People that have responded, have given good advice. It is up to you to use it or not. You know best what you want and what you can handle. I am not familiar with your climate. I am in 7b, which should be warmer,
If it were my place, i would plant my grapes on the south side of the shop, thornless blackberry would do great on east side of it. I would try my luck with raspberries on the west side. I would make some structure on the side of the shop, to tie them onto. I would probably spread my hashkaps around the white shop as well, because I don't know too much about them. As an alternative, I might plant the hashkaps where you intendend the fence.
The south side of the white shop should be a good place for a future greenhouse as well,
if you can level the ground. Extra runoff ftom the roof, would be a great opportunity to irrigate the greenhouse.

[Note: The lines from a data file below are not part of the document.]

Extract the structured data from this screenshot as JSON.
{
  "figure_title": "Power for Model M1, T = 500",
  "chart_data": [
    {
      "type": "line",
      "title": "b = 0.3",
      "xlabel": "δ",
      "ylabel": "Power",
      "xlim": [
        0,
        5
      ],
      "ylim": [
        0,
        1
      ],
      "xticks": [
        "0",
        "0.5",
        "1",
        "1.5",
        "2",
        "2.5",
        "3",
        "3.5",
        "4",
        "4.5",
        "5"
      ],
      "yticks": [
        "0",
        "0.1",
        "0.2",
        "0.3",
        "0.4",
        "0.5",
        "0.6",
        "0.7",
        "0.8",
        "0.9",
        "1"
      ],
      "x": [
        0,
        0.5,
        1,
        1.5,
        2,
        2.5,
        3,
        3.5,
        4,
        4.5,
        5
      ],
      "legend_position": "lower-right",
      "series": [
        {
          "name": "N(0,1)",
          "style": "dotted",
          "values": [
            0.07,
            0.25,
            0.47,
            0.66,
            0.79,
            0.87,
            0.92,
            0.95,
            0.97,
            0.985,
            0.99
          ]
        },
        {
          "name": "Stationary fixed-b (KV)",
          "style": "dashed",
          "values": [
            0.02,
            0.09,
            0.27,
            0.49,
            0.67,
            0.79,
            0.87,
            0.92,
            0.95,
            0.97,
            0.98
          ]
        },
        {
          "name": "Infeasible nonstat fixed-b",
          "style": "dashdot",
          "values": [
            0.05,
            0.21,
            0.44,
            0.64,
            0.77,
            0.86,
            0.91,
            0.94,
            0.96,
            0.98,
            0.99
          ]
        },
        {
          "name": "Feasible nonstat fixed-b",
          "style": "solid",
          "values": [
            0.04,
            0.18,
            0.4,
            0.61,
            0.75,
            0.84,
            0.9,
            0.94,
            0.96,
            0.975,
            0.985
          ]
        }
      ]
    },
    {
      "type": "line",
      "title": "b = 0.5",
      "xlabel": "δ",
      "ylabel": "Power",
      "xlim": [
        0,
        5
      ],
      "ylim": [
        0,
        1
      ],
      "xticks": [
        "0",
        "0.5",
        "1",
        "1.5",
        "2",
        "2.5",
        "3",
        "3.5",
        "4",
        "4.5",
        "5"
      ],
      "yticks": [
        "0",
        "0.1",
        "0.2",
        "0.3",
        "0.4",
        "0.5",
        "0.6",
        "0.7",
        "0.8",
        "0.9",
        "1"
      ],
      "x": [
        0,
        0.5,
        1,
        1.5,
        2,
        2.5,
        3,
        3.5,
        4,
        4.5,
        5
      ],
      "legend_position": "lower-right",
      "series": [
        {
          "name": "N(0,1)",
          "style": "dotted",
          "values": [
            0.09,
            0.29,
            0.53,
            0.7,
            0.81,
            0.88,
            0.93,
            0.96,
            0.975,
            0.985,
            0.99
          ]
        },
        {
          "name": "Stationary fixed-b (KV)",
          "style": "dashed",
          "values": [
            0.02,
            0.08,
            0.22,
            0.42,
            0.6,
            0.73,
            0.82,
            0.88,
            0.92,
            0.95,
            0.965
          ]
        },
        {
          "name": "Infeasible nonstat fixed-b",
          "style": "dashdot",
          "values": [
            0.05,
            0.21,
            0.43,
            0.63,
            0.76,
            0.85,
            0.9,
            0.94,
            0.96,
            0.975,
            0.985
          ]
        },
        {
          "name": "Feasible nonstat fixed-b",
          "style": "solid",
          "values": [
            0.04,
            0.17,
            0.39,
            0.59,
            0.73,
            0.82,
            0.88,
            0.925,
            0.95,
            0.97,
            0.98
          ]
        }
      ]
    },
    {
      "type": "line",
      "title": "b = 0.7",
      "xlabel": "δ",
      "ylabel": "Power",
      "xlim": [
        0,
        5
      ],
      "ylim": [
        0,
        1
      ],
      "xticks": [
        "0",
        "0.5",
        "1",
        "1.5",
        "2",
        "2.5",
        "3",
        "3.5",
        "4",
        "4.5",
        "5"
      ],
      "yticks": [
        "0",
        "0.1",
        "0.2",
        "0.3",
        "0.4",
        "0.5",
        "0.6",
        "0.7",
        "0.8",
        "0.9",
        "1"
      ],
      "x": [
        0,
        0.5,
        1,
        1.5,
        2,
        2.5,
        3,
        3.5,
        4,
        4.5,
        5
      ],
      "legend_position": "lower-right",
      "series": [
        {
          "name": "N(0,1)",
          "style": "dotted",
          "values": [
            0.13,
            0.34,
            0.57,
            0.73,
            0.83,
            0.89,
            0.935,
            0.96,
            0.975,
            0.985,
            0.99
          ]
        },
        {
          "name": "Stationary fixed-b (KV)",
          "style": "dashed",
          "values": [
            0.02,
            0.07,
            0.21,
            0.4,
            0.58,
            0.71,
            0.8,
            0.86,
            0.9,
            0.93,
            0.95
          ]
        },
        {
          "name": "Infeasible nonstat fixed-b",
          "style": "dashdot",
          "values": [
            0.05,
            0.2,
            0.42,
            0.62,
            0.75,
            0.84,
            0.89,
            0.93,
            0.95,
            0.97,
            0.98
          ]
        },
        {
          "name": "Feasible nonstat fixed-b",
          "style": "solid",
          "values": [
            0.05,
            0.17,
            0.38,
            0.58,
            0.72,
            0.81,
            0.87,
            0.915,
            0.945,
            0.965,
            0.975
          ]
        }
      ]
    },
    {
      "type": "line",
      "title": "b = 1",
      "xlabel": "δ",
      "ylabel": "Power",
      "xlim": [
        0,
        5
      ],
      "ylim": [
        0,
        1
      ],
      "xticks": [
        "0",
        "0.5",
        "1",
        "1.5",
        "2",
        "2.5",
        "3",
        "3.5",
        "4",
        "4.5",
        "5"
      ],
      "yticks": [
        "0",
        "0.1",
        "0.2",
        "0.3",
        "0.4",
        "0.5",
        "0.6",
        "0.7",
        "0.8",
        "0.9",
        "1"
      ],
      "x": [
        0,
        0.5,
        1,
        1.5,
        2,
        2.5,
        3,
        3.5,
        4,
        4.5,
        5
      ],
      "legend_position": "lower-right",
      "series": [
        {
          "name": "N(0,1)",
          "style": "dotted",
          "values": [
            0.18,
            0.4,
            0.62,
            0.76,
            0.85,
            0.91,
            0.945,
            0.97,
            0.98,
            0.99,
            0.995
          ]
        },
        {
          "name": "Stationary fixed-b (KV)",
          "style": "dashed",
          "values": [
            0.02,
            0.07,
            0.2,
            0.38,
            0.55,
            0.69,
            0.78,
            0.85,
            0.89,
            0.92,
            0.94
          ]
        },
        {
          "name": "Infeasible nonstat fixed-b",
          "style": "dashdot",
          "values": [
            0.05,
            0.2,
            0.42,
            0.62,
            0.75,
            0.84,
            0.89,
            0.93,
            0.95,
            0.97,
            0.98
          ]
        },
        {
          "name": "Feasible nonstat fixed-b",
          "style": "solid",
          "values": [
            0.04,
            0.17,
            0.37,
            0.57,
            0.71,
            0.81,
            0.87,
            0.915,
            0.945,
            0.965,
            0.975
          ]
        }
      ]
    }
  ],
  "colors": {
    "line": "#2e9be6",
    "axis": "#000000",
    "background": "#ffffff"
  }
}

The zones that you have no use for now, I would definitely use to plant trees from seeds. Planting trees from seeds is easy, and it takes them a long time to produce. I can imagine zone E for nut trees. They will be on the shady side of your house, but will grow tall, probably taller than your house, so they will catch enough sun anyway. I would first create a visible line. Sticks or poles with a wire will do, but maybe you don't even need that. I would create a compost row (not heap), to prepaire the soil. Every (other) day, I would walk up there and slide aside some of the compost to plant my apple cores and fruit kernals, and dump my kitchen waste on the other end of the row. I would plant the seeds/cores every 10cm. If I could get my hands on something special, like chestnuts, or hazels or another nut, I would plant them on the on the north side of this row, or intermingled. If I had only a few, I would space them wider and mark them with a stick. I would not bother much with it all and let nature do the work. By the time you have more time on your hands, you will have so much more experience and confidence and recipes. If the line gets you nice fruit, you can cut away what does not. If there is nothing nice, you have firewood, or your kids have a nice spot to play wild. In the mean time your nut trees are still growing in a healthy eco system.
Good luck with your dreams and plans, don't forget to have fun doing it all. Keep us posted.